Recommendations: How public policy can help
Policymakers and the international community have an integral leadership role to play in informing and driving the public debate on responsibly using and sharing data alongside with researchers, funders and other stakeholders. More directly, public policy can help to stimulate more innovative uses and sharing of data through a variety of supporting initiatives detailed as follows.
First of all, funding needs to support dementia and research infrastructures for using and sharing data. If data sharing and more widespread use of routine data is to become the norm, we must fund data sharing and infrastructures for doing so, and recognise this as one of the essential costs of good science. Policy should stimulate collaboration between public and private actors.
Public-private partnerships, in-kind donations of data and expertise, government tax incentives for contributions to science, and other innovative mechanisms can help make data for dementia research available – both in relation to pharmaceutical companies, but also supermarket chains, mobile phone companies or start-ups.
There needs to be investment in future health-/bioinformatics talent and increased collaboration with data experts outside dementia research. Universities will need to offer opportunities and funding for education in data science and related areas, create multi-disciplinary centres of excellence, and focus on interdisciplinary, multi-institution and multi-country research.

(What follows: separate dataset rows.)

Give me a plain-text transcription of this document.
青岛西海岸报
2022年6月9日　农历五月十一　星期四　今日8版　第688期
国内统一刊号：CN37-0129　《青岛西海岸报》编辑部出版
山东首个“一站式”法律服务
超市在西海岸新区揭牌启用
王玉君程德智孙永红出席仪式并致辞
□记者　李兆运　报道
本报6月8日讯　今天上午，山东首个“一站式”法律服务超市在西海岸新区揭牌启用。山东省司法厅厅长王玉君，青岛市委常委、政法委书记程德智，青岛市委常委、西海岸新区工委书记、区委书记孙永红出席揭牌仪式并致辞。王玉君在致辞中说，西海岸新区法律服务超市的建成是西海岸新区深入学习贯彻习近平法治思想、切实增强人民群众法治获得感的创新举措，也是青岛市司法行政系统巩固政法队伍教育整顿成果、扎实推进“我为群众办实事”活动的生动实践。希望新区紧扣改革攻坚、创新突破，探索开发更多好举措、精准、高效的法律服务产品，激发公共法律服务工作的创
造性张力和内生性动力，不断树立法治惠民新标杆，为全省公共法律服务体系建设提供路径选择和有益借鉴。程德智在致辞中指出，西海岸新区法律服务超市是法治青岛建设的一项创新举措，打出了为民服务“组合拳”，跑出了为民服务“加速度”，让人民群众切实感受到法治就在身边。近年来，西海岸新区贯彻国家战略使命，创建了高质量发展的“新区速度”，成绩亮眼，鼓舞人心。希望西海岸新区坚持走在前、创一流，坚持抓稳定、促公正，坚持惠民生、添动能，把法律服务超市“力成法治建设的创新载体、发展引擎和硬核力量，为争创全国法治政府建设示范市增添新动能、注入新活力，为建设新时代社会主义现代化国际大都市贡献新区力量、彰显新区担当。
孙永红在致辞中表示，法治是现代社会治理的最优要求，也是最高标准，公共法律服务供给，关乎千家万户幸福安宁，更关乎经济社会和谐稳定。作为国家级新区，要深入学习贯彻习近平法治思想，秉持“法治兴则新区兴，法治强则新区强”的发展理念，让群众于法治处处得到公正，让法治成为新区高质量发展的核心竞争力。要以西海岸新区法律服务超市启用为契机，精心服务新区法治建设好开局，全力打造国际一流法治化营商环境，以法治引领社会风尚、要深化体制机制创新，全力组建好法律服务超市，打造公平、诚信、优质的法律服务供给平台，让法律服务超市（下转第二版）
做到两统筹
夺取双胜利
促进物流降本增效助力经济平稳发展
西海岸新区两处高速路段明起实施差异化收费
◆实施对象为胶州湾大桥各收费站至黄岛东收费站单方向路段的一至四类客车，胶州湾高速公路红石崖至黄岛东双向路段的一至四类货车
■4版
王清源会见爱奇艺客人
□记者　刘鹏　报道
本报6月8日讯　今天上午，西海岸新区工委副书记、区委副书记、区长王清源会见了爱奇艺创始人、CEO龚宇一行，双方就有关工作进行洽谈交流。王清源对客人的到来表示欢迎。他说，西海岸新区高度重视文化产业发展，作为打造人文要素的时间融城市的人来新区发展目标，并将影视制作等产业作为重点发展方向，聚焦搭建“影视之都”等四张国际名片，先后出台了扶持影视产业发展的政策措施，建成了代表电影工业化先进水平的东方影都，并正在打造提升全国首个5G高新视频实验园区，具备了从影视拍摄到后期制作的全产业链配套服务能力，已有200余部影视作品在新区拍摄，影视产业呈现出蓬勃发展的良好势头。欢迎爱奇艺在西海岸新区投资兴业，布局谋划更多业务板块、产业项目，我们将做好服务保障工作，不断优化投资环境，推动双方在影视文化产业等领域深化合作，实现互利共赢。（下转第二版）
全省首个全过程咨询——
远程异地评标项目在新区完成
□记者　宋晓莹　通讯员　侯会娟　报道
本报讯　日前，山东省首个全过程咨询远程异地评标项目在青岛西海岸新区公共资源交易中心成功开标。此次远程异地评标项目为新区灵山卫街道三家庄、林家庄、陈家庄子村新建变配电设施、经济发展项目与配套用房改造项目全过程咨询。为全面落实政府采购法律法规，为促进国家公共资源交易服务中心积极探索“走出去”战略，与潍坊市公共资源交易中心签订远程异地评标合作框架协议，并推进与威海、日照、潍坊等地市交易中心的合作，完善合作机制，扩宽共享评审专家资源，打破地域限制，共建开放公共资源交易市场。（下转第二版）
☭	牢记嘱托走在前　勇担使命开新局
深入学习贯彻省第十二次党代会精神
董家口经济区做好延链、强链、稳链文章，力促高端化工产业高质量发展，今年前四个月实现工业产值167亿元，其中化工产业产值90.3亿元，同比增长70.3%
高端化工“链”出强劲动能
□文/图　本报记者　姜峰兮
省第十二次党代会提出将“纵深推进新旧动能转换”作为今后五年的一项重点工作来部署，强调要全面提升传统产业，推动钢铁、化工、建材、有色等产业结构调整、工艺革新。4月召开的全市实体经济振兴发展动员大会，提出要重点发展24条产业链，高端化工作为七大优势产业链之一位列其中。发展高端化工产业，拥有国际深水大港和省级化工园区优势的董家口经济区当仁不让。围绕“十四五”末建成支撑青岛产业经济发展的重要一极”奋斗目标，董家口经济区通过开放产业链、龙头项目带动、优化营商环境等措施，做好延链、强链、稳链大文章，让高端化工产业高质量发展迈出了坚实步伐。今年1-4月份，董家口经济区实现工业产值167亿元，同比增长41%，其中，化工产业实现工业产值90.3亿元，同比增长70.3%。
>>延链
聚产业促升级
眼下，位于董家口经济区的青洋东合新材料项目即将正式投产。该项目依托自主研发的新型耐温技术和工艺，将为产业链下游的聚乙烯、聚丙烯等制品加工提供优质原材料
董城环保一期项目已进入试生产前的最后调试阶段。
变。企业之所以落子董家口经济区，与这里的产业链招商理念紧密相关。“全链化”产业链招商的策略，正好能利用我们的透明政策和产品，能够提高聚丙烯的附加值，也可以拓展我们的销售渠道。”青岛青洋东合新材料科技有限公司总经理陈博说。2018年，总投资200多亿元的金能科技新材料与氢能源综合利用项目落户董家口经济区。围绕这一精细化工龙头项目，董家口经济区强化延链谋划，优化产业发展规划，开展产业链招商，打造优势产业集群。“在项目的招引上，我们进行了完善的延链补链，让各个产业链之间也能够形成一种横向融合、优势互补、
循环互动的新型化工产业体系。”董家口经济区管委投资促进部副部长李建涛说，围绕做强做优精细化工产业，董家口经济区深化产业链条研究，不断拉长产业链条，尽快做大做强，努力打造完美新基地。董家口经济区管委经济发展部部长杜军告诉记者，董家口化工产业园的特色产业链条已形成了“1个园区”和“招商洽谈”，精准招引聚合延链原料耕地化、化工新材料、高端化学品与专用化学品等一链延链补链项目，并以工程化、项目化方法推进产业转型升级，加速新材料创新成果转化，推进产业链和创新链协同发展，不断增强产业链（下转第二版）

On an international level, guidelines for consent and Institutional Review Boards (IRB) or Ethics Review Committees (ERCs) need to be agreed on. Reducing uncertainty about whether consents obtained for medical research allow data to be shared beyond an institution, collaboration, or nation, can lower the barriers to sharing while still protecting research participants. Going forward, we need to obtain routinely and purposively collected data in a future-proof way, with governance mechanisms to give confidence that uses of the data remain consistent with an ethical framework that reflects the spirit in which an individual agreed to his or her data being used.
Also beyond national boundaries, a stable and beneficial legal framework must be ensured. We need policies that protect citizens against any undue exploitation of their data that they would not want, but must balance data protection and privacy rights with making medical advances in the interest of everyone. Legislation also needs to account for the growing global research communities in terms of funding and making best use of human and data resources.
It is worth emphasising that all of these recommendations do not just apply to dementia research, but are especially pronounced in this case due to the potential of data from outside the medical realm for advancing dementia research, the current state of research in relation to the aim of having a disease-modifying therapy by 2025, and the high personal, societal and economic importance to improve prevention, diagnosis, treatment and cure across the globe.